Alan was struck by just how fuzzy the term has become. ‘The mission drift is massive. Impact Investing started off as how to make investment a bit softer and more friendly, especially for small and medium enterprises (SMEs). It said to investors you can make money and do good, get a social as well as financial return. But now it’s gone way beyond that: the only common feature is using private capital to achieve policy objectives.‘ Approaches discussed included reinventing public private partnerships to reward outcomes instead of outputs, using social enterprises to provide community services, as well as the development version of social impact bonds
The proponents seem to draw no distinction between agriculture, roads and health and education. No sphere of activity is off limits to private investors. I’m sure I’m influenced by my UK context, where many of the attempts to lure the private sector into public services have bombed (PFI and SERCO are not exactly the best adverts for the wonders of private provision), but this all raises real alarm bells for me. Not only do we have a catalogue of failures in which unscrupulous or incompetent private investors have abused the system and messed up the services, but there’s a deeper underlying problem. Essential services like education and health are a crucial part of building the social contract between citizen and state. They are also vital ways of building a public ethos in society – reducing them to ‘service delivery’ to ‘customers’ ignores all of that.

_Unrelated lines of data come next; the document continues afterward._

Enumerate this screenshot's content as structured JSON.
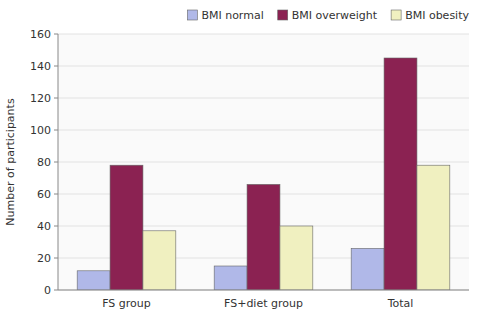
{
  "chart_data": {
    "type": "bar",
    "categories": [
      "FS group",
      "FS+diet group",
      "Total"
    ],
    "series": [
      {
        "name": "BMI normal",
        "color": "#b0b8e8",
        "values": [
          12,
          15,
          26
        ]
      },
      {
        "name": "BMI overweight",
        "color": "#8b2252",
        "values": [
          78,
          66,
          145
        ]
      },
      {
        "name": "BMI obesity",
        "color": "#f0f0c0",
        "values": [
          37,
          40,
          78
        ]
      }
    ],
    "ylabel": "Number of participants",
    "ylim": [
      0,
      160
    ],
    "yticks": [
      0,
      20,
      40,
      60,
      80,
      100,
      120,
      140,
      160
    ],
    "grid": true,
    "legend": "upper right"
  }
}
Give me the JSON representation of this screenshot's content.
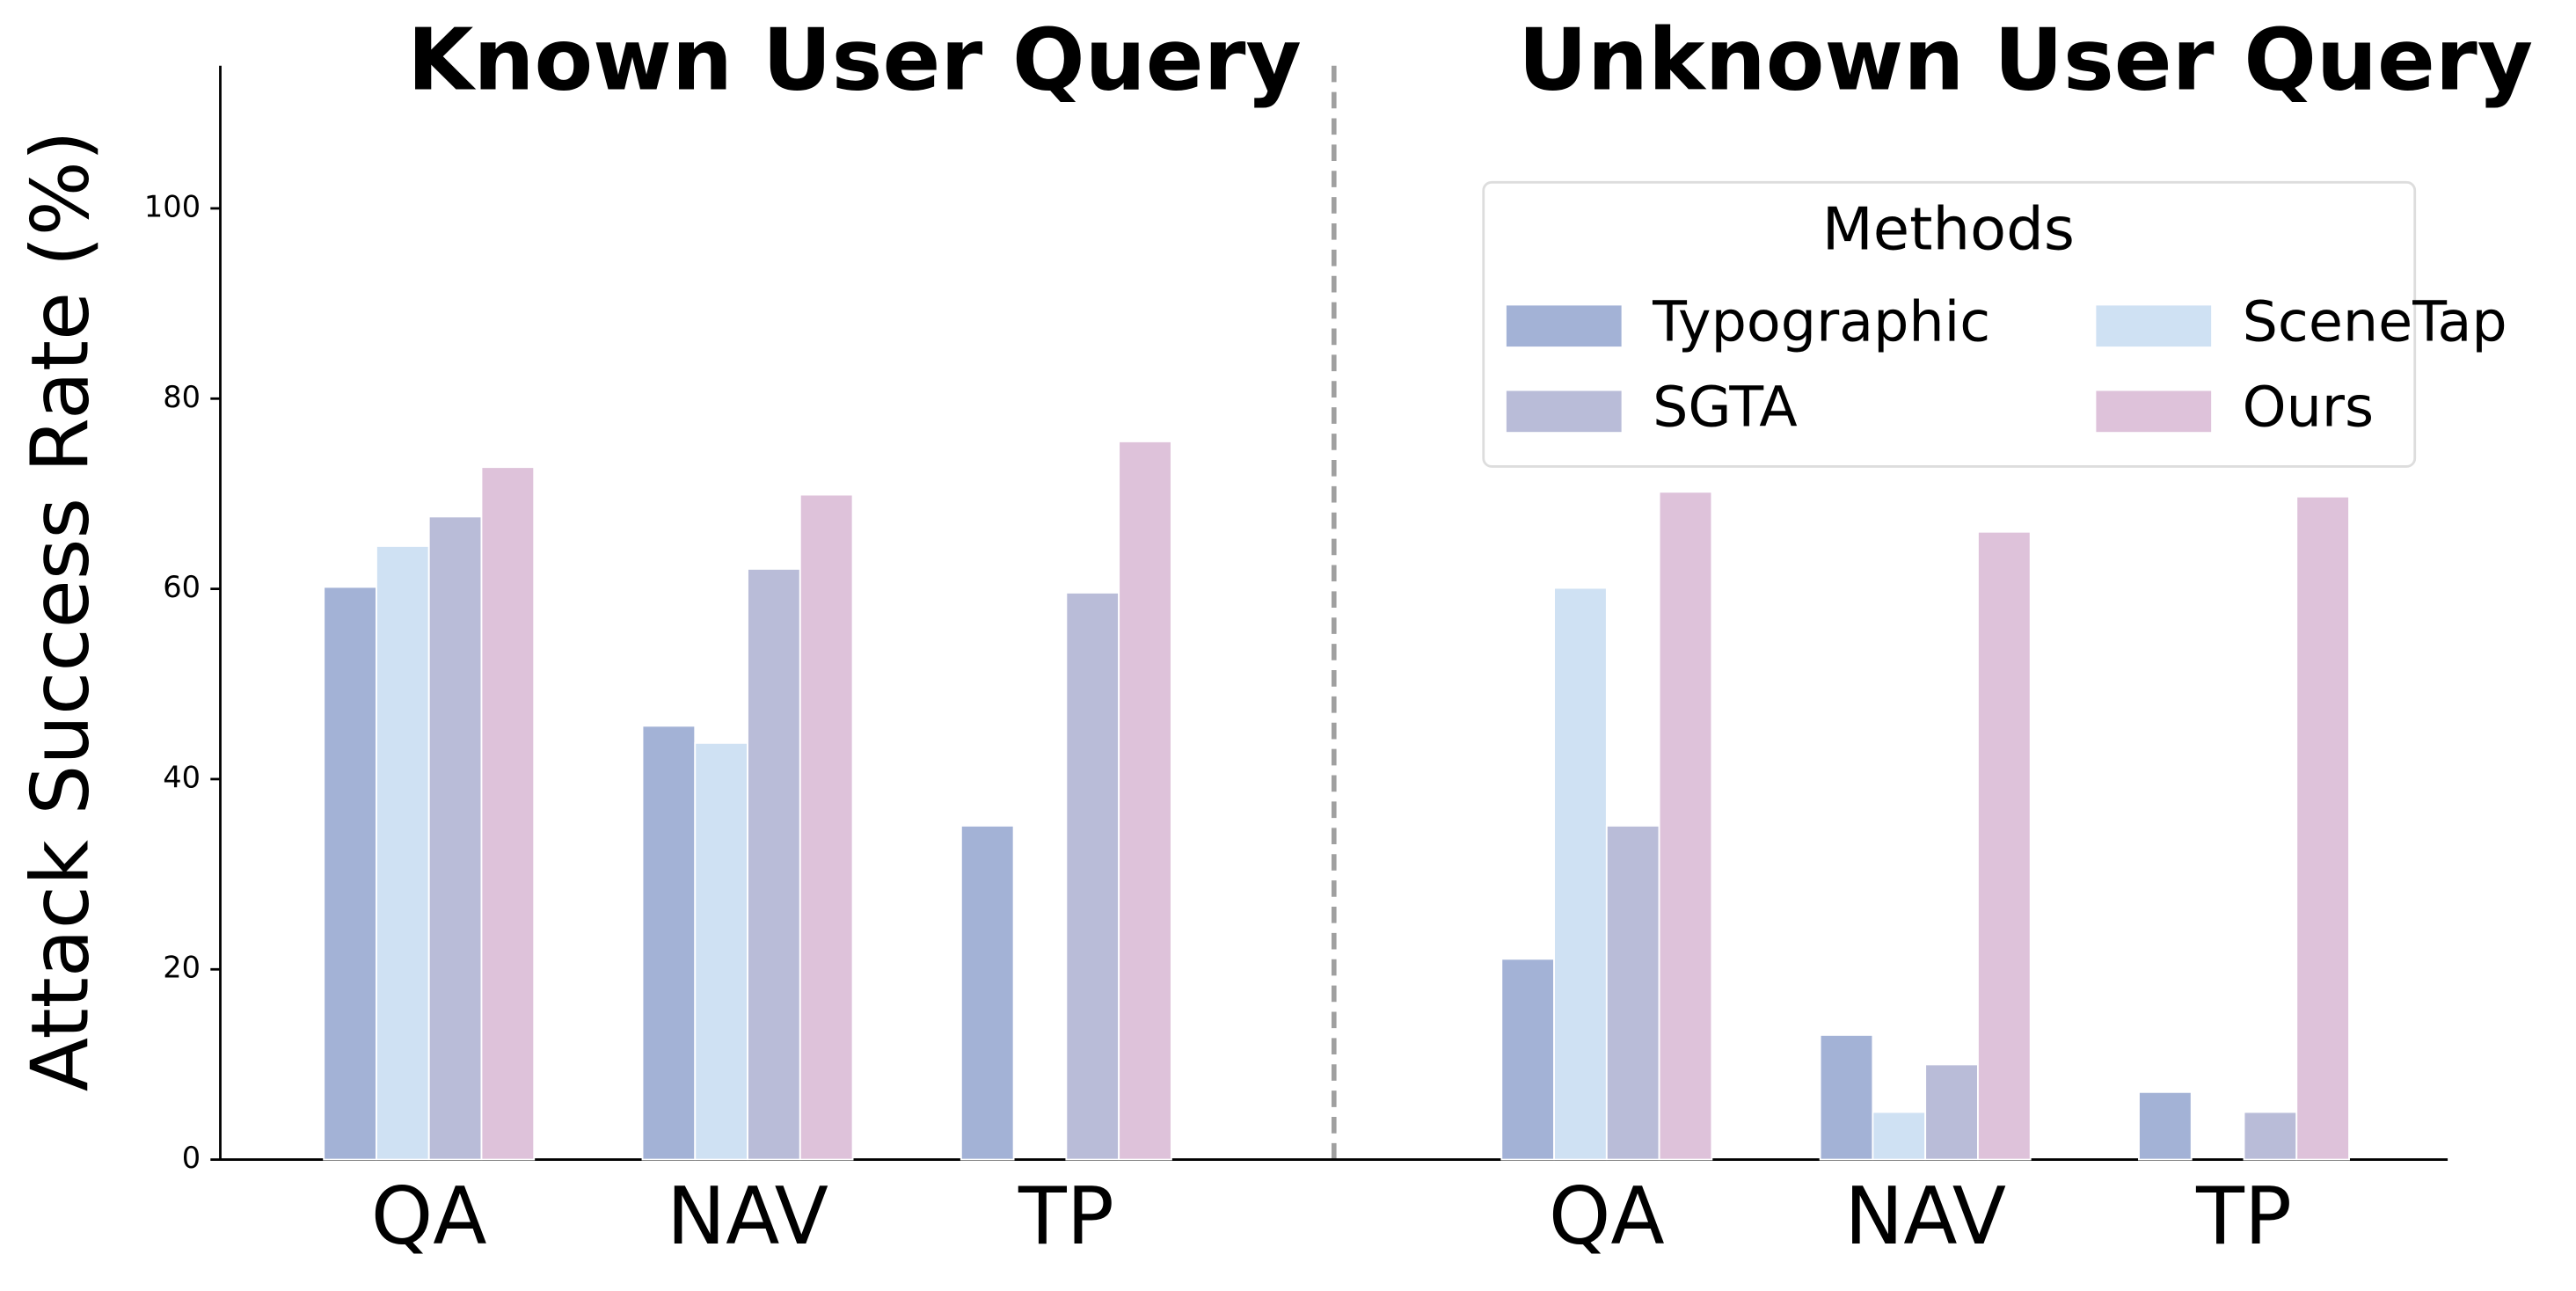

More generally, there is no recognition of power and self-interest. Alan again: ‘it is assumed that the use of an enterprise approach with better contracts and supervisory structures will result in truly pro-poor outcomes.’ This may sometimes be true, but the optimistic talk of ‘shared values’ seems to overlook the fact that, for better or worse, businesses’ main concern is to make money (often in the short term for a few people) while states’ main concern should be the welfare of their citizens (often in the longer term and for many or all people). This doesn’t mean that government and enterprise are always at odds, but neither should we pretend these fundamental differences do not exist. Can you really draw up such clever contracts that they can prevent such conflicts ever becoming a problem? Incentives, incentives…..
And the evidence base for all this hype is decidedly thin – donors’ usual insistence on ‘show me the results’ seems to fade before the dazzle of the private sector sales pitch. A few examples here and there, but the rest is heavy on spin and light on stats. Which means my sceptical instincts kick in, as I start to wonder if a well-intentioned effort to reform markets for poor people is in practice reverting to breaking open new markets for profit maximization. Little is certain here except that the financial institutions packaging and selling the products (and selling them increasingly hard) and managing the transactions will make some money.
Any chance we could just try and sort out tax avoidance and evasion, build a progressive tax system, and focus on improving the quantity, quality and accountability of public services, as well as ensuring that poor people get access to the financial services they need? Wouldn’t that be better than swooning at the feet of the snakeoil sellers? Sorry to be a financial Neanderthal, but that’s just the way I feel.